The Allais paradox was developed by *Maurice Allais* in his paper “Le Comportement de l’homme rationnel devant le risque: critique des postulats et axiomes de l’école américaine”, 1953 and it describes the empirically demonstrated fact that individuals’ decisions can be inconsistent with *expected utility theory*. This paradox is usually explained with Allais experiment (you may try it yourself), which is:

An individual is asked to choose one between the following gambles:

Gamble A: 100% chance of receiving 100 millions

Gamble B: 10% chance of receiving 500 millions,

89% chance of receiving 100 millions,

1% chance of receiving nothing

And another amongst the following:

Gamble C: 11% chance of receiving 100 millions,

89% chance of receiving nothing

Gamble D: 10% chance of receiving 500 millions,

90% chance of receiving nothing

If *expected utility* axiomatic was applied, the preference A > B should imply that C > D. However, the experiment shows that most rational individuals would choose so that A > B but C < D, even though it can be easily seen that the expected value of each gamble is a=100, b=139, c=11 and d=50.

In the first gamble the less *risky choice* is preferred over a higher expected utility, while in the second gamble a higher expected utility is preferred over a less risky choice.
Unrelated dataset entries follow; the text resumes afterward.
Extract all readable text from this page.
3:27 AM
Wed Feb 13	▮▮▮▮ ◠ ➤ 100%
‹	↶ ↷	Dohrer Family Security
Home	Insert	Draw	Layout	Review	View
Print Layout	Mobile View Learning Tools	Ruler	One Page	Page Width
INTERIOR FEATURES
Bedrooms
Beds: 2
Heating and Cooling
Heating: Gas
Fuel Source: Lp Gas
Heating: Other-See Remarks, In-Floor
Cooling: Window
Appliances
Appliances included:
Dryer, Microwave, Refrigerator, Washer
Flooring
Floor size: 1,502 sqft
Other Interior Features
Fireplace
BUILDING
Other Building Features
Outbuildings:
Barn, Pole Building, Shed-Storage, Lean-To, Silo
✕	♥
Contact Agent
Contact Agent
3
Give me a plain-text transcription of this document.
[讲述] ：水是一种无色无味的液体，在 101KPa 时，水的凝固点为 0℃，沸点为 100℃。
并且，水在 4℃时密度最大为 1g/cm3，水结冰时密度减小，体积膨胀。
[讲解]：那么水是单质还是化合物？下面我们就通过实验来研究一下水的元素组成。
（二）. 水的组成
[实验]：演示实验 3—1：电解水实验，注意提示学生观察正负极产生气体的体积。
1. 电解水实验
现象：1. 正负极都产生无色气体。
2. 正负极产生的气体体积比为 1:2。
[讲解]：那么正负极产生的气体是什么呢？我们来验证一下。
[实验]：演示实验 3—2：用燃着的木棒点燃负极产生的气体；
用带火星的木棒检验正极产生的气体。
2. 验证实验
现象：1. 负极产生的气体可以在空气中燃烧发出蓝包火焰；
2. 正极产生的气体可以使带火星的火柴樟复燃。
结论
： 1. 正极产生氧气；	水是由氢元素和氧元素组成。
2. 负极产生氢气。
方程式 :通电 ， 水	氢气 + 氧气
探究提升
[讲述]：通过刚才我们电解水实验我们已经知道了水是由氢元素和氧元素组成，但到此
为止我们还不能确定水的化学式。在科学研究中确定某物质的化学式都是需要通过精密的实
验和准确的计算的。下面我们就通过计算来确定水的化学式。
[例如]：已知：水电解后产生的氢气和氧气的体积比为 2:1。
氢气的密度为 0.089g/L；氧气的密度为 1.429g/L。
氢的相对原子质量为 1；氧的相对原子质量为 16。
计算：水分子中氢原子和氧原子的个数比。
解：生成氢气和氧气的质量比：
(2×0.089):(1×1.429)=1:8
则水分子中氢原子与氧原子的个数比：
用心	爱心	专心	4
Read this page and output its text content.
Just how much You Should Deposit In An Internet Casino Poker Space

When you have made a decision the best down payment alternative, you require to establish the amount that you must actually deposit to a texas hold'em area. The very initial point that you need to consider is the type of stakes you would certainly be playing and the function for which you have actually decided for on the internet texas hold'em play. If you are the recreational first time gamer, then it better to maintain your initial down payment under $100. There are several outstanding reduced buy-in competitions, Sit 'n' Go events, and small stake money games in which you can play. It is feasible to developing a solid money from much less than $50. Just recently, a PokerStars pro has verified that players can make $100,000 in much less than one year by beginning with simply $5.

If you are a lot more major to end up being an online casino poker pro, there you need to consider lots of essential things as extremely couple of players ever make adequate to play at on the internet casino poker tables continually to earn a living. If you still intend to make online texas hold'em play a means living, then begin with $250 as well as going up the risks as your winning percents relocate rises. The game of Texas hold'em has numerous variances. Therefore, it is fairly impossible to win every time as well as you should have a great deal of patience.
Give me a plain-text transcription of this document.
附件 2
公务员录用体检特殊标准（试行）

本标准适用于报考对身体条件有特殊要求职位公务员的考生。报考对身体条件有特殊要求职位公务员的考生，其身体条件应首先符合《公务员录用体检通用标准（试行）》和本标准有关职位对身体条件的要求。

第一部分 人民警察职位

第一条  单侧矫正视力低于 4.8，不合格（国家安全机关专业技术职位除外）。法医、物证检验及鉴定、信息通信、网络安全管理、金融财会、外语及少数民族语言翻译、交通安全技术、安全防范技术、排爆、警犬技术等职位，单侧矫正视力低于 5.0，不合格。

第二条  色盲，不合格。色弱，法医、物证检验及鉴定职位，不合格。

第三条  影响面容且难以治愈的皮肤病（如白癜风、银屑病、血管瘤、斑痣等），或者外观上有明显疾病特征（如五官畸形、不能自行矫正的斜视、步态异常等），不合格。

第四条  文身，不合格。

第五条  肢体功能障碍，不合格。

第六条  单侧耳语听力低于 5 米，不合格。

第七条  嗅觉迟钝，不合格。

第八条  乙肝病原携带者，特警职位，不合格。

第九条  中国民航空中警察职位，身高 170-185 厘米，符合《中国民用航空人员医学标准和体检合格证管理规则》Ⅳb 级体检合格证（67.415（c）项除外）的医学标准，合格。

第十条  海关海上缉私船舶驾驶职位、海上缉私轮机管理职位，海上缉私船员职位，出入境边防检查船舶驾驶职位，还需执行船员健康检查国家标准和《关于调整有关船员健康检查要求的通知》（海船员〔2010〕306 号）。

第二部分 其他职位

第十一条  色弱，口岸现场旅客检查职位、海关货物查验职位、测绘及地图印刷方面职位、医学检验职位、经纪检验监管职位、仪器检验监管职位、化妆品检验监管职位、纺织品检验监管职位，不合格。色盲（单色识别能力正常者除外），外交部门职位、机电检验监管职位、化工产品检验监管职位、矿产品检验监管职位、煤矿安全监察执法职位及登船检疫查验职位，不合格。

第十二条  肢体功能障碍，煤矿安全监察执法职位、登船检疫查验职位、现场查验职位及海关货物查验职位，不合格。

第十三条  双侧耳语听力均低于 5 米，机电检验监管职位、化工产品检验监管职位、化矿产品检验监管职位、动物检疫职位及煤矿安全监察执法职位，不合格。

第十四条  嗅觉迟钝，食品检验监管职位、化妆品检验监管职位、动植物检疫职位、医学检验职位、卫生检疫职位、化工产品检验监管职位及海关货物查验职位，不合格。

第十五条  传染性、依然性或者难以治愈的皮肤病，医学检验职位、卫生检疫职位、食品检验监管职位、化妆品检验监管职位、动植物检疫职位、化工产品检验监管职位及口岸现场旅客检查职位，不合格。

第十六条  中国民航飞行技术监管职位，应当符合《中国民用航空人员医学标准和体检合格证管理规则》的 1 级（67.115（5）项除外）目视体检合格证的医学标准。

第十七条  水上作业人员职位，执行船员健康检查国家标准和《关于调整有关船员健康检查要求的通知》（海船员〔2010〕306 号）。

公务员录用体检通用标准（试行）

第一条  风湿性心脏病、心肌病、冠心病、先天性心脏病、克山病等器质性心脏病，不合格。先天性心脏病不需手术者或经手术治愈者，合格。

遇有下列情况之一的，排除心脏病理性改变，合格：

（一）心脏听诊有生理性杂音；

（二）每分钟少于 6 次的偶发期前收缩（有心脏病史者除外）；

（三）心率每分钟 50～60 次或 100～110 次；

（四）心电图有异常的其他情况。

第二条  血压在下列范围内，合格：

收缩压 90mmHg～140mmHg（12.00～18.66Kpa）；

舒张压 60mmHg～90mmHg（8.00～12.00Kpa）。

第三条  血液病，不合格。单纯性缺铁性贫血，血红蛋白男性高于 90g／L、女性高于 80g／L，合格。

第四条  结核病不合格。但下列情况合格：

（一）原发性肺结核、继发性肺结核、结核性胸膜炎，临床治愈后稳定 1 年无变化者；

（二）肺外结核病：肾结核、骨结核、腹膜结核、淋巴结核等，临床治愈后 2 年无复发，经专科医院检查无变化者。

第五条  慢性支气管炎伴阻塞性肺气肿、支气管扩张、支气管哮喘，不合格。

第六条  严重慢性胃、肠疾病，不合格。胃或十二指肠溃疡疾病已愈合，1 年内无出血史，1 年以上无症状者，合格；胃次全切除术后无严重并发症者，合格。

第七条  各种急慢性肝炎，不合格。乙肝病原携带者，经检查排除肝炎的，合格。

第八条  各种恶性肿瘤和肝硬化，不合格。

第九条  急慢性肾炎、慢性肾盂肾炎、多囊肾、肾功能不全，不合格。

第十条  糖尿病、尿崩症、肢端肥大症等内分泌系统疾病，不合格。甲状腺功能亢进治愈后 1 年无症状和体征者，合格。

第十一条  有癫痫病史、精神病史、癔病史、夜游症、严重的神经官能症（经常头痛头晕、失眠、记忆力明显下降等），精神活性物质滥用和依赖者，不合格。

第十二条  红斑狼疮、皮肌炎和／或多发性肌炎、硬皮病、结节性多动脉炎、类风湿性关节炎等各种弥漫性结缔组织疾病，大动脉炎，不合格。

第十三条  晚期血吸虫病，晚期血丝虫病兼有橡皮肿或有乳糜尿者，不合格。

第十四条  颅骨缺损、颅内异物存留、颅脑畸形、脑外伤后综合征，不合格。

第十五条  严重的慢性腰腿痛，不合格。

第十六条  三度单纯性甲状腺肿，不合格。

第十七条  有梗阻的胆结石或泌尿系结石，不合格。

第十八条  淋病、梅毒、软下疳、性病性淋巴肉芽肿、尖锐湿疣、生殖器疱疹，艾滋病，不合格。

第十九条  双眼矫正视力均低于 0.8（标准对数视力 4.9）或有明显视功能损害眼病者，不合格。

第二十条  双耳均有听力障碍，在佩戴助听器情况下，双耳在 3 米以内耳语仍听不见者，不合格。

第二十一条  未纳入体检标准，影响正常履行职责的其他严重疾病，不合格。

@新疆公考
This paradox relies in the fact that in certain types of gambling, although people usually prefer certainty to *uncertainty*, if they are approached differently, they will prefer the uncertainty that was previously rejected. Therefore we can extract a series of conclusions. First, as we have seen, in the real world expected utility theory does not really applied, therefore its many critiques and alternative approaches. Second, people tend to give an extra value to total absence of *risk* on the contrary to remote and highly uncertain risk. Third and last, when the differences in probabilities are very small, people tend to ignore them and the expected utility is the alternative.